Kantor Imigrasi Banda Aceh mendeportasi 33 warga negara asing (WNA) sepanjang tahun ini. Dua orang diproses hukuman penjara.
Kepala Kantor Imigrasi Banda Aceh Gindo Ginting mengatakan, WNA diamankan di wilayah kerja Imigrasi Banda Aceh berasal dari berbagai negara di antaranya Malaysia, Pakistan, India hingga Korea. Mereka yang dideportasi kebanyakan karena melebihi izin tinggal (over stay).
“Untuk kurun waktu tahun 2025 ini ada warga negara asing di wilayah kerja kami yang sudah dikenakan proses hukum keimigrasian sebagaimana diatur dalam Undang-undang No.6 2011 ada dua konsekuensi hukum. Pertama tindakan administrasi keimigrasian atau deportasi di wilayah kerja kami WNA tersebut yang sudah deportasi sebanyak 33 orang,” kata Gindo kepada wartawan, Senin (3/11/2025).
Selain over stay ada juga WNA yang sudah menjalani hukuman penjara sehingga akan dideportasi ke negaranya. Proses pendeportasian dilakukan setelah berkoordinasi dengan kedutaan serta Direktorat Jenderal Imigrasi.

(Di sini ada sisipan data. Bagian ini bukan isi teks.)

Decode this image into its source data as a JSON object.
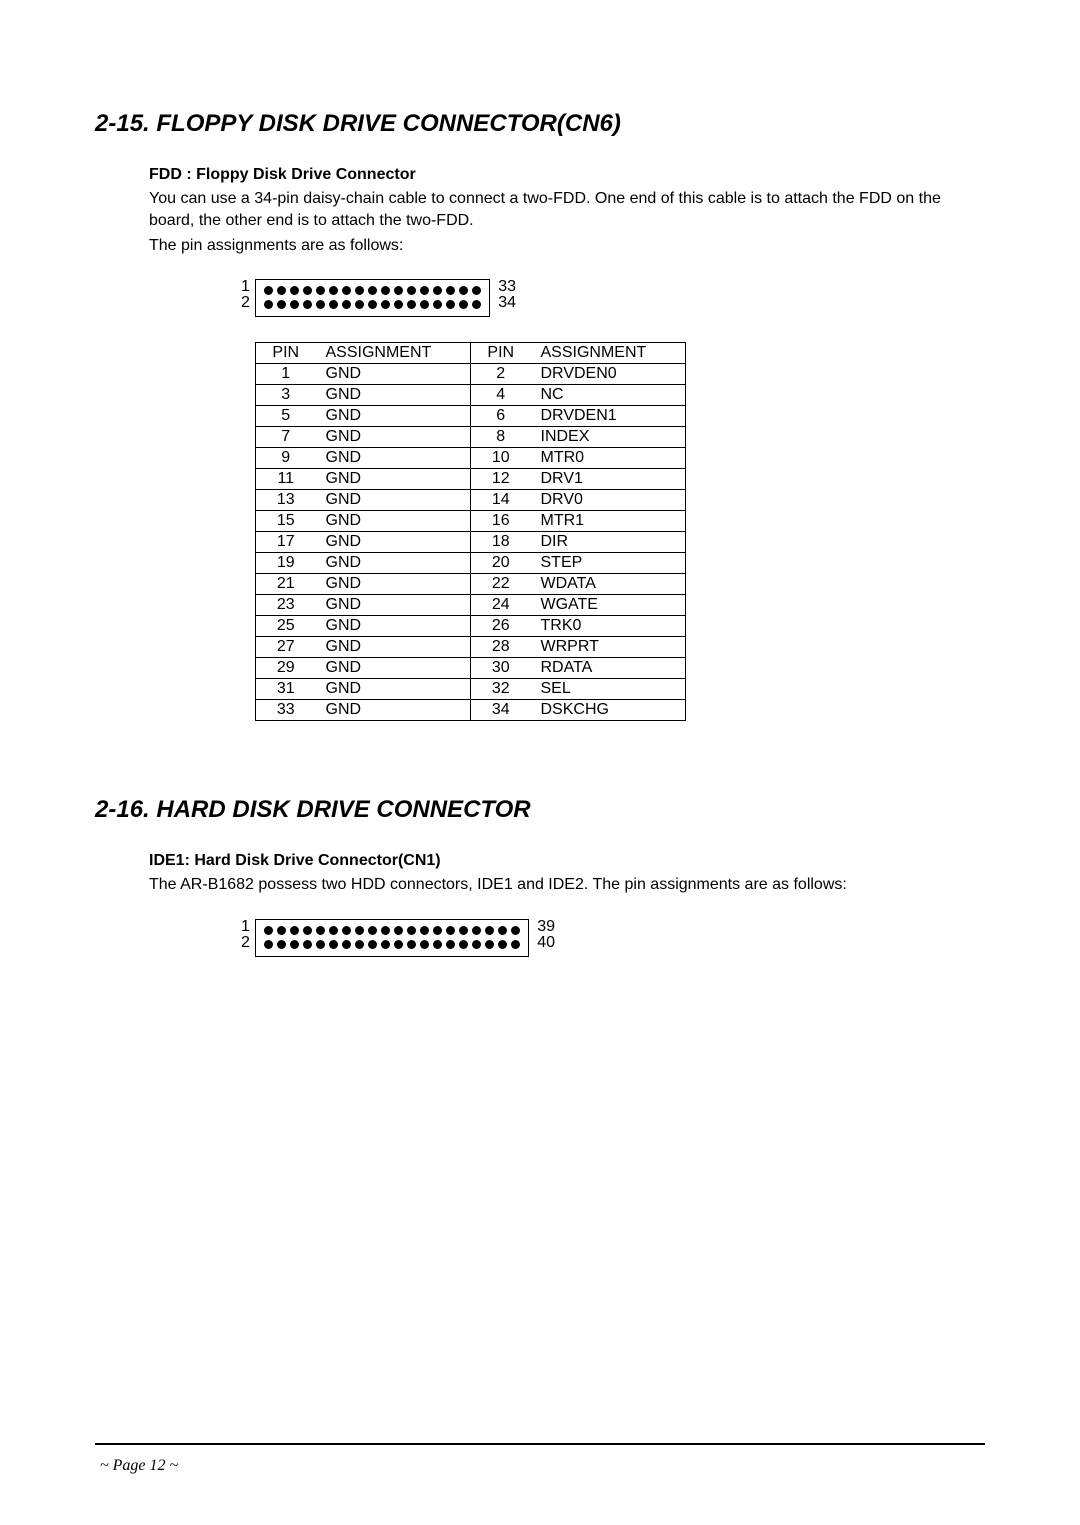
{
  "section1": {
    "heading": "2-15. FLOPPY DISK DRIVE CONNECTOR(CN6)",
    "sub": "FDD : Floppy Disk Drive Connector",
    "para1": "You can use a 34-pin daisy-chain cable to connect a two-FDD. One end of this cable is to attach the FDD on the board, the other end is to attach the two-FDD.",
    "para2": "The pin assignments are as follows:",
    "connector": {
      "pins_per_row": 17,
      "label_left_top": "1",
      "label_left_bot": "2",
      "label_right_top": "33",
      "label_right_bot": "34"
    },
    "table": {
      "headers": [
        "PIN",
        "ASSIGNMENT",
        "PIN",
        "ASSIGNMENT"
      ],
      "rows": [
        [
          "1",
          "GND",
          "2",
          "DRVDEN0"
        ],
        [
          "3",
          "GND",
          "4",
          "NC"
        ],
        [
          "5",
          "GND",
          "6",
          "DRVDEN1"
        ],
        [
          "7",
          "GND",
          "8",
          "INDEX"
        ],
        [
          "9",
          "GND",
          "10",
          "MTR0"
        ],
        [
          "11",
          "GND",
          "12",
          "DRV1"
        ],
        [
          "13",
          "GND",
          "14",
          "DRV0"
        ],
        [
          "15",
          "GND",
          "16",
          "MTR1"
        ],
        [
          "17",
          "GND",
          "18",
          "DIR"
        ],
        [
          "19",
          "GND",
          "20",
          "STEP"
        ],
        [
          "21",
          "GND",
          "22",
          "WDATA"
        ],
        [
          "23",
          "GND",
          "24",
          "WGATE"
        ],
        [
          "25",
          "GND",
          "26",
          "TRK0"
        ],
        [
          "27",
          "GND",
          "28",
          "WRPRT"
        ],
        [
          "29",
          "GND",
          "30",
          "RDATA"
        ],
        [
          "31",
          "GND",
          "32",
          "SEL"
        ],
        [
          "33",
          "GND",
          "34",
          "DSKCHG"
        ]
      ]
    }
  },
  "section2": {
    "heading": "2-16. HARD DISK DRIVE CONNECTOR",
    "sub": "IDE1: Hard Disk Drive Connector(CN1)",
    "para1": "The AR-B1682 possess two HDD connectors, IDE1 and IDE2. The pin assignments are as follows:",
    "connector": {
      "pins_per_row": 20,
      "label_left_top": "1",
      "label_left_bot": "2",
      "label_right_top": "39",
      "label_right_bot": "40"
    }
  },
  "footer": "~ Page 12 ~"
}
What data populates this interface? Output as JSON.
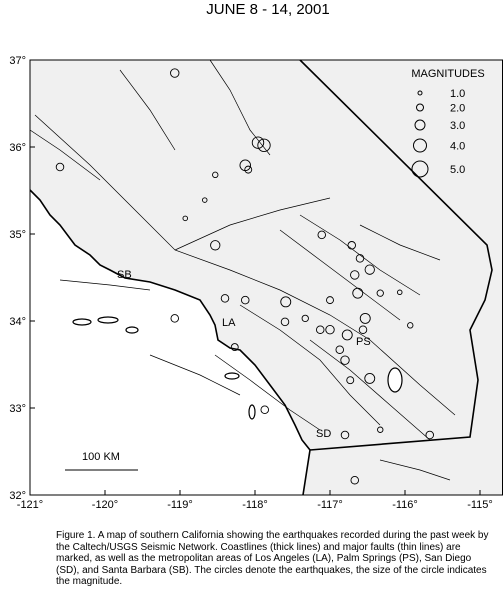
{
  "map": {
    "title": "JUNE 8 - 14, 2001",
    "xlim": [
      -121,
      -114.7
    ],
    "ylim": [
      32,
      37
    ],
    "xticks": [
      {
        "value": -121,
        "label": "-121°"
      },
      {
        "value": -120,
        "label": "-120°"
      },
      {
        "value": -119,
        "label": "-119°"
      },
      {
        "value": -118,
        "label": "-118°"
      },
      {
        "value": -117,
        "label": "-117°"
      },
      {
        "value": -116,
        "label": "-116°"
      },
      {
        "value": -115,
        "label": "-115°"
      }
    ],
    "yticks": [
      {
        "value": 37,
        "label": "37°"
      },
      {
        "value": 36,
        "label": "36°"
      },
      {
        "value": 35,
        "label": "35°"
      },
      {
        "value": 34,
        "label": "34°"
      },
      {
        "value": 33,
        "label": "33°"
      },
      {
        "value": 32,
        "label": "32°"
      }
    ],
    "legend_title": "MAGNITUDES",
    "magnitudes": [
      {
        "value": 1,
        "label": "1.0"
      },
      {
        "value": 2,
        "label": "2.0"
      },
      {
        "value": 3,
        "label": "3.0"
      },
      {
        "value": 4,
        "label": "4.0"
      },
      {
        "value": 5,
        "label": "5.0"
      }
    ],
    "cities": [
      "SB",
      "LA",
      "PS",
      "SD"
    ],
    "scale_bar": "100 KM",
    "quakes": [
      {
        "lon": -119.07,
        "lat": 36.85,
        "mag": 2.5
      },
      {
        "lon": -120.6,
        "lat": 35.77,
        "mag": 2.2
      },
      {
        "lon": -117.96,
        "lat": 36.05,
        "mag": 3.5
      },
      {
        "lon": -117.88,
        "lat": 36.02,
        "mag": 3.8
      },
      {
        "lon": -118.13,
        "lat": 35.79,
        "mag": 3.2
      },
      {
        "lon": -118.09,
        "lat": 35.74,
        "mag": 2.0
      },
      {
        "lon": -118.53,
        "lat": 35.68,
        "mag": 1.5
      },
      {
        "lon": -118.67,
        "lat": 35.39,
        "mag": 1.2
      },
      {
        "lon": -118.53,
        "lat": 34.87,
        "mag": 2.8
      },
      {
        "lon": -118.93,
        "lat": 35.18,
        "mag": 1.2
      },
      {
        "lon": -117.11,
        "lat": 34.99,
        "mag": 2.2
      },
      {
        "lon": -116.71,
        "lat": 34.87,
        "mag": 2.2
      },
      {
        "lon": -116.6,
        "lat": 34.72,
        "mag": 2.2
      },
      {
        "lon": -116.47,
        "lat": 34.59,
        "mag": 2.8
      },
      {
        "lon": -116.67,
        "lat": 34.53,
        "mag": 2.5
      },
      {
        "lon": -116.63,
        "lat": 34.32,
        "mag": 3.0
      },
      {
        "lon": -116.33,
        "lat": 34.32,
        "mag": 1.8
      },
      {
        "lon": -116.07,
        "lat": 34.33,
        "mag": 1.2
      },
      {
        "lon": -117.59,
        "lat": 34.22,
        "mag": 3.0
      },
      {
        "lon": -117.6,
        "lat": 33.99,
        "mag": 2.2
      },
      {
        "lon": -117.33,
        "lat": 34.03,
        "mag": 1.8
      },
      {
        "lon": -117.13,
        "lat": 33.9,
        "mag": 2.2
      },
      {
        "lon": -117.0,
        "lat": 33.9,
        "mag": 2.5
      },
      {
        "lon": -116.53,
        "lat": 34.03,
        "mag": 3.0
      },
      {
        "lon": -116.56,
        "lat": 33.9,
        "mag": 2.2
      },
      {
        "lon": -116.77,
        "lat": 33.84,
        "mag": 3.0
      },
      {
        "lon": -116.87,
        "lat": 33.67,
        "mag": 2.2
      },
      {
        "lon": -116.8,
        "lat": 33.55,
        "mag": 2.5
      },
      {
        "lon": -116.47,
        "lat": 33.34,
        "mag": 3.0
      },
      {
        "lon": -116.73,
        "lat": 33.32,
        "mag": 2.0
      },
      {
        "lon": -118.4,
        "lat": 34.26,
        "mag": 2.2
      },
      {
        "lon": -118.13,
        "lat": 34.24,
        "mag": 2.2
      },
      {
        "lon": -119.07,
        "lat": 34.03,
        "mag": 2.2
      },
      {
        "lon": -118.27,
        "lat": 33.7,
        "mag": 2.0
      },
      {
        "lon": -117.87,
        "lat": 32.98,
        "mag": 2.2
      },
      {
        "lon": -116.8,
        "lat": 32.69,
        "mag": 2.2
      },
      {
        "lon": -116.67,
        "lat": 32.17,
        "mag": 2.2
      },
      {
        "lon": -115.67,
        "lat": 32.69,
        "mag": 2.2
      },
      {
        "lon": -115.93,
        "lat": 33.95,
        "mag": 1.5
      },
      {
        "lon": -117.0,
        "lat": 34.24,
        "mag": 2.0
      },
      {
        "lon": -116.33,
        "lat": 32.75,
        "mag": 1.5
      }
    ]
  },
  "caption": "Figure 1. A map of southern California showing the earthquakes recorded during the past week by the Caltech/USGS Seismic Network. Coastlines (thick lines) and major faults (thin lines) are marked, as well as the metropolitan areas of Los Angeles (LA), Palm Springs (PS), San Diego (SD), and Santa Barbara (SB). The circles denote the earthquakes, the size of the circle indicates the magnitude."
}
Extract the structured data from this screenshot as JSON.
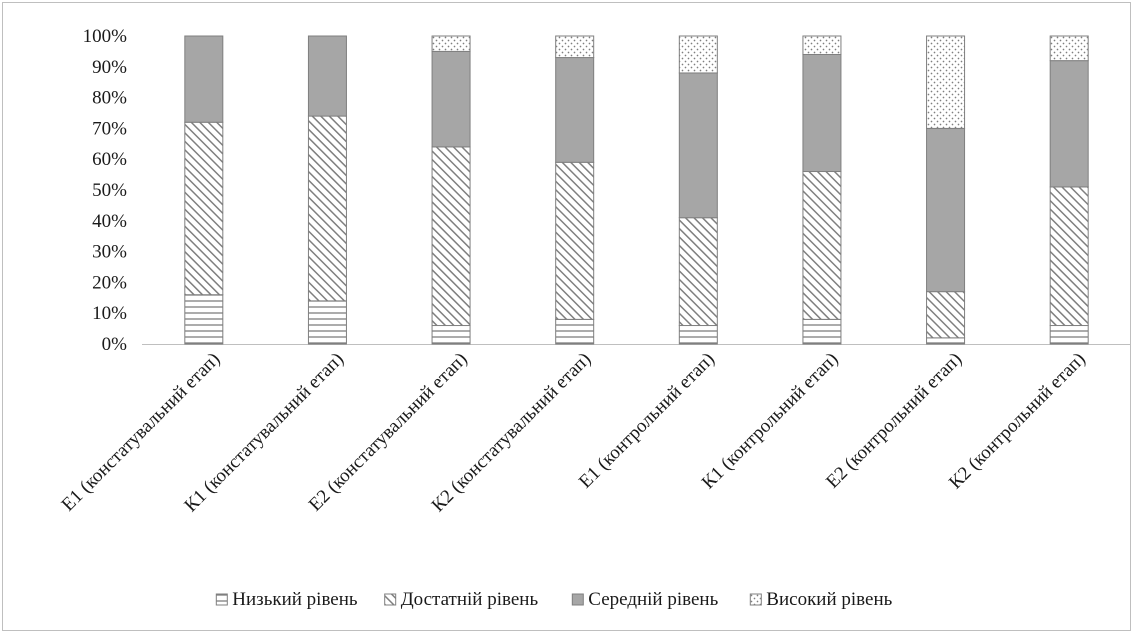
{
  "chart_data": {
    "type": "bar",
    "stacked": true,
    "title": "",
    "xlabel": "",
    "ylabel": "",
    "ylim": [
      0,
      100
    ],
    "y_ticks": [
      "0%",
      "10%",
      "20%",
      "30%",
      "40%",
      "50%",
      "60%",
      "70%",
      "80%",
      "90%",
      "100%"
    ],
    "grid": false,
    "legend_position": "bottom",
    "categories": [
      "Е1 (констатувальний етап)",
      "К1 (констатувальний етап)",
      "Е2 (констатувальний етап)",
      "К2 (констатувальний етап)",
      "Е1 (контрольний етап)",
      "К1 (контрольний етап)",
      "Е2 (контрольний етап)",
      "К2 (контрольний етап)"
    ],
    "series": [
      {
        "name": "Низький рівень",
        "pattern": "horizontal-lines",
        "values": [
          16,
          14,
          6,
          8,
          6,
          8,
          2,
          6
        ]
      },
      {
        "name": "Достатній рівень",
        "pattern": "diagonal-lines",
        "values": [
          56,
          60,
          58,
          51,
          35,
          48,
          15,
          45
        ]
      },
      {
        "name": "Середній рівень",
        "pattern": "solid-gray",
        "values": [
          28,
          26,
          31,
          34,
          47,
          38,
          53,
          41
        ]
      },
      {
        "name": "Високий рівень",
        "pattern": "dots",
        "values": [
          0,
          0,
          5,
          7,
          12,
          6,
          30,
          8
        ]
      }
    ],
    "colors": {
      "solid": "#a6a6a6",
      "stroke": "#7f7f7f",
      "hatch": "#7f7f7f",
      "axis": "#bfbfbf"
    }
  }
}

Gindo menjelaskan, ada dua WNA yang diproses hukum di Pengadilan Negeri Banda Aceh. Keduanya warga Pakistan ditangkap dalam waktu berbeda karena menjual kaligrafi di Banda Aceh.
Keduanya disebut menyalahi izin tinggal. Satu WNA Fazal Abbas divonis 6 bulan penjara dan denda Rp 5 juta. Sementara Muhammad Azeem masih menjalani persidangan.
Terbaru, Kantor Imigrasi Banda Aceh mengamankan seorang WN Pakistan saat bekerja di Indian Coffee House Aceh di kawasan Lambhuk, Banda Aceh, Rabu (22/10). MB saat ini ditempatkan di ruang detensi Kantor Imigrasi Banda Aceh.
“Berdasarkan hasil wawancara, MB diketahui tinggal dan beraktivitas di kafe Indian Coffee House Aceh dan bekerja secara langsung sebagai pembuat roti khas Asia Selatan di kafe tersebut sejak September 2025, dengan memperoleh upah sebesar Rp 2.000.000 per bulan,” ujar Gindo.
MB disebut mengantongi izin tinggal terbatas (ITAS) dengan indeks visa tinggal terbatas E33G yang artinya untuk bekerja jarak jauh (remote worker).
Gindo menyebutkan, ITAS yang diterbitkan oleh Kanimsus Jakarta Barat pada 7 Maret lalu itu seharusnya hanya diperuntukkan bagi pekerjaan jarak jauh secara online untuk perusahaan di luar Indonesia. Kegiatan yang dilakukan MB dianggap tidak sesuai dengan maksud dan tujuan pemberian ITAS.
“Kami tegaskan bahwa ITAS untuk remote worker hanya diperuntukkan bagi WNA yang bekerja jarak jauh secara online untuk perusahaan di luar negeri. Izin ini tidak dapat digunakan untuk pekerjaan fisik, apalagi mencari nafkah di kafe atau tempat usaha di Indonesia,” jelas Gindo.
Gindo menjelaskan, tindakan MB ini diduga melanggar Pasal 122 huruf (a) Undang-undang Nomor 6 Tahun 2011 tentang Keimigrasian. Dalam kasus ini, imigrasi menyita barang bukti berupa paspor asli dan fotokopi ITAS MB.